Abstract
This chapter provides a review of anesthetic considerations for children with pyloric stenosis. The disease presentation, genetics and risk factors for pyloric stenosis are presented. The chapter provides detailed analysis of the preoperative work-up and considerations, reviews neonatal dehydration and provides the relevant anesthetic considerations for this surgical group.
A six-week-old male arrives to the emergency room with sudden onset of projectile vomiting, which occurs shortly after feeding. He was born via spontaneous vaginal delivery at 38 weeks. There is no additional medical or surgical history.
His current vital signs are: blood pressure 60/37 mmHg; heart rate 146/min; respiratory rate 32/min; temperature 37.1ºC; SpO2 100% on room air. Weight is 3.8 kg.
What Are the Important Diagnoses to Consider?
Severe reflux, esophageal atresia, and pyloric stenosis should be considered in a patient with this presentation. Intussusception may also be part of the differential but usually results in intermittent pain and vomiting.

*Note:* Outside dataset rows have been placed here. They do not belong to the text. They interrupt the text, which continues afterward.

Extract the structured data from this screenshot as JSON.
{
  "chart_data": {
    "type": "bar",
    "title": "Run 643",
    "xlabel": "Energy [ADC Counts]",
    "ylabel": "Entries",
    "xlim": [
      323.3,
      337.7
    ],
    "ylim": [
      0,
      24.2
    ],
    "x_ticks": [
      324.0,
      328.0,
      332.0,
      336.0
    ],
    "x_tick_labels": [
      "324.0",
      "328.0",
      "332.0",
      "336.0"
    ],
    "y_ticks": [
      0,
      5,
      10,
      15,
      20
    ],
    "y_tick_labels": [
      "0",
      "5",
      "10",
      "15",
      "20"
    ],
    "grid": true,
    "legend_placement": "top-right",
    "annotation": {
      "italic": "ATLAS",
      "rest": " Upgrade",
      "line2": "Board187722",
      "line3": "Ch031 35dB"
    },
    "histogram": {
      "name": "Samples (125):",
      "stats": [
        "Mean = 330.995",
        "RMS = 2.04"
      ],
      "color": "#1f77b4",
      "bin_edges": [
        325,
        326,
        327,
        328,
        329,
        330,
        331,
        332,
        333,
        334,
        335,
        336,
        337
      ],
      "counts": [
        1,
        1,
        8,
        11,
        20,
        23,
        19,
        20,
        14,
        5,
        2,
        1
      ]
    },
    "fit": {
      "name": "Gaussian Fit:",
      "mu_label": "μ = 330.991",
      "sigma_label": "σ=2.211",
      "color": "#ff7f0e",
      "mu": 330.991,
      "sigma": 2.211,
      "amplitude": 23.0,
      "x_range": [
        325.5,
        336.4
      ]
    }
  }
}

Severe reflux is usually a medical diagnosis and common at this age. Treatment includes oral medication for gastric acid secretion such as H2 receptor blockers and/or proton pump inhibitors. Esophagogastroduodenoscopy (EGD) may be considered as well as placement of a pH probe.
Pyloric stenosis (PS) is a potentially life-threating condition in which the pyloric musculature becomes hypertrophied leading to gastric outlet obstruction. The muscle is usually normal at birth and hypertrophies in the first few weeks to months of life. Children with PS present with feeding difficulties, weight loss, significant dehydration, and electrolyte disturbances. The vomiting is usually non-bilious as the thick pylorus prevents bile regurgitation. Interestingly, the pyloric hypertrophy generally resolves if left untreated. Historically, the treatment was frequent but small feedings until spontaneous resolution and thus why PS remains a medical and not surgical emergency. With the advances in surgical treatment and technique, the preferred method after medical stabilization is via a small incision and pyloromyotomy (incising of the pyloric muscle), immediately relieving the gastric outflow obstruction.
Briefly Review the Historical Overview of Pyloric Stenosis
Reports of PS exist as early as the 15th century, however, the modern description is owed to Hirschsprung who reported clinical and autopsy findings of pyloric hypertrophy in 1887. Initially, PS was uniformly fatal in the first weeks to months, with most infants succumbing to malnutrition and dehydration. Early surgical intervention was via full thickness incision of the pyloric musculature and transverse closure. This was successful but mortality rates were still as high as 50%. In the early 20th century, Ramstedt introduced the suture-less technique of longitudinal division of the pyloric muscle while leaving the mucosa intact. This modification still serves as the basis for current operative management. Presently, advances in minimally invasive surgery make the laparoscopic approach the preferred method owing to decreased wound complications and a shorter length of stay.
What Is the Incidence of Pyloric Stenosis?
The incidence of PS is 1.8 per 1,000 births. There is a significant male predominance of 5:1 for development of pyloric stenosis.
What Is the Most Likely Age for Presentation?
Pyloric stenosis can present from infancy to around four months of age. Most patients typically present between 3 and 10 weeks.
Is There a Genetic Component to Pyloric Stenosis?
To date, five genetic loci have been identified for idiopathic infantile pyloric stenosis. Pyloric stenosis is also associated with the following congenital syndromes: trisomy 21, trisomy 18, Cornelia de Lange, Apert, Opitz FG, Marden-Walker, Smith-Lemli-Opitz, Zellweger, duplication 1q, duplication 9q, deletion 11q, ring 12, Denys–Drash, and paramyotonia congenita.
What Are the Risk Factors for Development of Pyloric Stenosis?
Risk for development of PS can be divided into maternal and infant factors.
Maternal factors include: smoking of >10 cigarettes/day in early pregnancy, erythromycin use, age <25 years, and being overweight (but not obese).
Infant factors include: Very preterm infants, delivery by cesarean section and a birth order <2.
It has been suggested that infant exposure to prostaglandins (usually for congenital heart disease) may relay an increased risk of development of PS.
Preterm infants are generally diagnosed at a later post gestational age.